Issues

The heavy-lifting of healthcare transformation

Radical transformation of healthcare will go some way to restoring public confidence damaged by recent scandals, writes David Whelan.

While the need for transformation has long been recognised by the public in the form of spiralling waiting lists and oversubscribed GP surgeries, the recent series of rolling healthcare failures has highlighted just how low the ebb of the public’s confidence in health and social care in Northern Ireland has fallen.

At the turn of the year, the conclusion of a 14-year inquiry into the death of five children who died of the condition Hyponatremia between 1995 and 2003 at the Royal Belfast Hospital for Sick Children, found that four of the deaths were avoidable. The critical report described the health service as “self-regulating and unmonitored”, and categorised four of the deaths as “negligent care”.

Worryingly, one of the most striking themes of the inquiry was the extent to which information was withheld, by some medical practitioners involved, to the victims’ families and to the wider public. As the inquiry’s chairman stated, some medical witnesses “had to have the truth dragged out of them”.

The inquiry acknowledged that the health service environment has went through a transformation since the time of the deaths, however, that does not mean that serious mistakes are still not being made.

In May, an independent inquiry was called into the Belfast Trust’s handling of complaints against neurologist Dr Michael Watt after the biggest ever health recall in Northern Ireland involved over 3,000 patients. “Safety concerns” were identified in some of the consultant’s work following an official complaint in December 2016 by a GP.

It has now been revealed that an annual appraisal – ironically introduced across the UK in 2012 as part of an effort to restore public confidence – was completed in November 2017, five months after he was stopped seeing patients, for the three previous years.

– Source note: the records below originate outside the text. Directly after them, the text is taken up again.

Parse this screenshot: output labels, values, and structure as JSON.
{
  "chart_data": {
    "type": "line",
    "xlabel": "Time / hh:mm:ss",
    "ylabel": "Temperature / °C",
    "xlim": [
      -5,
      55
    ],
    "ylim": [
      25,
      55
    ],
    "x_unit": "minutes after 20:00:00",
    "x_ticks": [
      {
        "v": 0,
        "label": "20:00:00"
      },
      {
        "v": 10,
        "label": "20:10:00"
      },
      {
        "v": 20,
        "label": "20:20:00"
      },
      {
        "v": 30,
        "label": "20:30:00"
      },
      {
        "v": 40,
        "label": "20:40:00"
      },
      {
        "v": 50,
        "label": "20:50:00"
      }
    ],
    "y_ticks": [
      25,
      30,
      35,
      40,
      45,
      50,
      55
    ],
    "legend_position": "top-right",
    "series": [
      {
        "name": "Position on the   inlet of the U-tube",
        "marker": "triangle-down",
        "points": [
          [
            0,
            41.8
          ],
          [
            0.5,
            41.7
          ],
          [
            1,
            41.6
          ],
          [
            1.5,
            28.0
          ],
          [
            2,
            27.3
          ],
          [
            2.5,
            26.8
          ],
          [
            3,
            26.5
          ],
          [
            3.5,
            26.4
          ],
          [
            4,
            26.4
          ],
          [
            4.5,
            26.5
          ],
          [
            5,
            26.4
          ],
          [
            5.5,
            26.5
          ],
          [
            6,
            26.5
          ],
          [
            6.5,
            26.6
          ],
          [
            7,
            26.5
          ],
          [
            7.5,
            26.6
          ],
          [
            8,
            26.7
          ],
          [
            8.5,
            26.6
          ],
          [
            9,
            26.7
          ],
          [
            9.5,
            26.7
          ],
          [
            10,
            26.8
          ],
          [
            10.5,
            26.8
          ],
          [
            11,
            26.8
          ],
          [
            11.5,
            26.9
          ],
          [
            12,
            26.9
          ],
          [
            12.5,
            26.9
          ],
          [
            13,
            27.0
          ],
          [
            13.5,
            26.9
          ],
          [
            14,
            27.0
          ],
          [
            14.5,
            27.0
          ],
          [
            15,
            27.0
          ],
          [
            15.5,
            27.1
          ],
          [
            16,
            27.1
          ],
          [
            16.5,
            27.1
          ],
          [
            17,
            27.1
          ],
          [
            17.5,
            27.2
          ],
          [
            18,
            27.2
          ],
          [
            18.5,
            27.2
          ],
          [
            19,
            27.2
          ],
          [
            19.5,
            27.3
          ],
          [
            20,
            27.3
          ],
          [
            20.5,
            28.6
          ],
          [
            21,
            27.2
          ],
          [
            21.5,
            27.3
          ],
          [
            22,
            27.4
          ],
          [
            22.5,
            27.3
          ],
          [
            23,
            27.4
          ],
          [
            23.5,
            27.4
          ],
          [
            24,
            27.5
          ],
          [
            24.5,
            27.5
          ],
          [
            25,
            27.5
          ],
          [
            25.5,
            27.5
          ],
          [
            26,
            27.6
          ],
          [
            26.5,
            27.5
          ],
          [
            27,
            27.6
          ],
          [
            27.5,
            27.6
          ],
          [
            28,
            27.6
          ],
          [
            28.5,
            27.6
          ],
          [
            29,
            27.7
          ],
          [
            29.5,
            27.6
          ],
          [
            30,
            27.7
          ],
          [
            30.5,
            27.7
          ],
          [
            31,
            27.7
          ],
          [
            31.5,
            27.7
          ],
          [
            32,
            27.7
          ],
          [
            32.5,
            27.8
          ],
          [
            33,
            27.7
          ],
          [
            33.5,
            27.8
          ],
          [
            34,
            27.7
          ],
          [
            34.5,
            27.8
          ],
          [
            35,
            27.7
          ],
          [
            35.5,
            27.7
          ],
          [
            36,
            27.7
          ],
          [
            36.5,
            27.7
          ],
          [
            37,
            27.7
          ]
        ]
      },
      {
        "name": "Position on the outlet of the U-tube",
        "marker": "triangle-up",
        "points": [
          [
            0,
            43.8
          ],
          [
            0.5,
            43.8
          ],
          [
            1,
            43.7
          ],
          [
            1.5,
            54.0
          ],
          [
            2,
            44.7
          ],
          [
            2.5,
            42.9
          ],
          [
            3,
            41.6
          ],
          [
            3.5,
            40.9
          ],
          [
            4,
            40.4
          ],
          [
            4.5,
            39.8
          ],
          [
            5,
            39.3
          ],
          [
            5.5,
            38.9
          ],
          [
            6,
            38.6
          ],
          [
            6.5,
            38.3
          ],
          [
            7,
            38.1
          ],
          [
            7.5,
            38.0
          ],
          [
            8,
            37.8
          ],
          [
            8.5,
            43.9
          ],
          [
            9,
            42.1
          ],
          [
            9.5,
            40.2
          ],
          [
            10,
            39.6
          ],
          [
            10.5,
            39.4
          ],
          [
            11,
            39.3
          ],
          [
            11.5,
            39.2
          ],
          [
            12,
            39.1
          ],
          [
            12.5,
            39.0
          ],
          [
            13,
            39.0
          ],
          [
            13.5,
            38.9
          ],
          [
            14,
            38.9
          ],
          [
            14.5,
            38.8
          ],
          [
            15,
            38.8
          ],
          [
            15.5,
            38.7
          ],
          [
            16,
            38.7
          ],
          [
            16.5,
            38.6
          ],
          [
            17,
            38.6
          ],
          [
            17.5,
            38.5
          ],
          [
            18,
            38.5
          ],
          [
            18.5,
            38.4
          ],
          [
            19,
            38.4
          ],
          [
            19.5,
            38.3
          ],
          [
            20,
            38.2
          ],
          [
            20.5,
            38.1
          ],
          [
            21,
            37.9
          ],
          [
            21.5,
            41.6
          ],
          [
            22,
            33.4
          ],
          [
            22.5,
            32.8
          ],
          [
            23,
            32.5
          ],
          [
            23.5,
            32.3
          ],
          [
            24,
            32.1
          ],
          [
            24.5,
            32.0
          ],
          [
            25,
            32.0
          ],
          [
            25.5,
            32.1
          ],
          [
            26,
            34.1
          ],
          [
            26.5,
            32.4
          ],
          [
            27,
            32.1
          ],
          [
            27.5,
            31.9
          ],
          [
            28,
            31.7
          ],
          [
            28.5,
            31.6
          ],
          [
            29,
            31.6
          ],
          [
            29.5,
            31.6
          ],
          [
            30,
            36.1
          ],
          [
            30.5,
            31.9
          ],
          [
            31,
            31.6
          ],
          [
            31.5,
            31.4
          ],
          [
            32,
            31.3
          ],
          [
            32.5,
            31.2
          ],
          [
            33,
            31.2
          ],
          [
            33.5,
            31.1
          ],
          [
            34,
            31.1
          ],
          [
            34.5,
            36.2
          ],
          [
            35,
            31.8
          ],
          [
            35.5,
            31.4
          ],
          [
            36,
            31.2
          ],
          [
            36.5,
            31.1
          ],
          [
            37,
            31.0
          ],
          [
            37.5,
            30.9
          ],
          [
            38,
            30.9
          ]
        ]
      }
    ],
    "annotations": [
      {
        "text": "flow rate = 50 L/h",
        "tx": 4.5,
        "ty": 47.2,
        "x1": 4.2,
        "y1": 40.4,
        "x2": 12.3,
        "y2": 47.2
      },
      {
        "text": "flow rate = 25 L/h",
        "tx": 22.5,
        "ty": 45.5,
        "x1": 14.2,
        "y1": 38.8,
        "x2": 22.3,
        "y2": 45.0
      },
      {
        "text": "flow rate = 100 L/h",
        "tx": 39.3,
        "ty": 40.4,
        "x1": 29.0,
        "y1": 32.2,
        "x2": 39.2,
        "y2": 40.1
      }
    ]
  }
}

These incidents, while separate, have a cumulative impact on public confidence.

In the Republic of Ireland, the highly publicised case of potential errors and non-disclosure in over 200 cervical screening tests for women, 18 of whom have now died, thankfully, did not have the same implications for Northern Ireland. However, that does not mean that it is exempt. Although unrelated, last month 150 women in Northern Ireland were recalled over “possible shortcomings” in their cervical smears. It is believed that concerns centre on the technique used by a healthcare worker at two doctors’ practices in Belfast.

Low public confidence is also noticeable in the care sector. Undoubtedly, further grim details will emerge from an independent review of actions by the health and social care system in relation to care failings at Dunmurry Manor, following an investigation by the Commissioner for Older People, Eddie Lynch, which found a “horrific catalogue of inhuman and degrading treatment” at the care home.

Rafael Bengoa, who led the transformation blueprint for healthcare transformation in Northern Ireland in 2016, prior to the collapse of Stormont, recently said that transformation is still possible without government.

To some degree he is right. Ministers are needed to legislate for change but that should not mean that an absence of them should halt the heavy-lifting of transformation. The need for transformation is evident in this rolling stream of healthcare failures which are being revealed. Any ambitions to restore some of the lost public confidence must mean that previous mistakes are learned from and change happens quickly.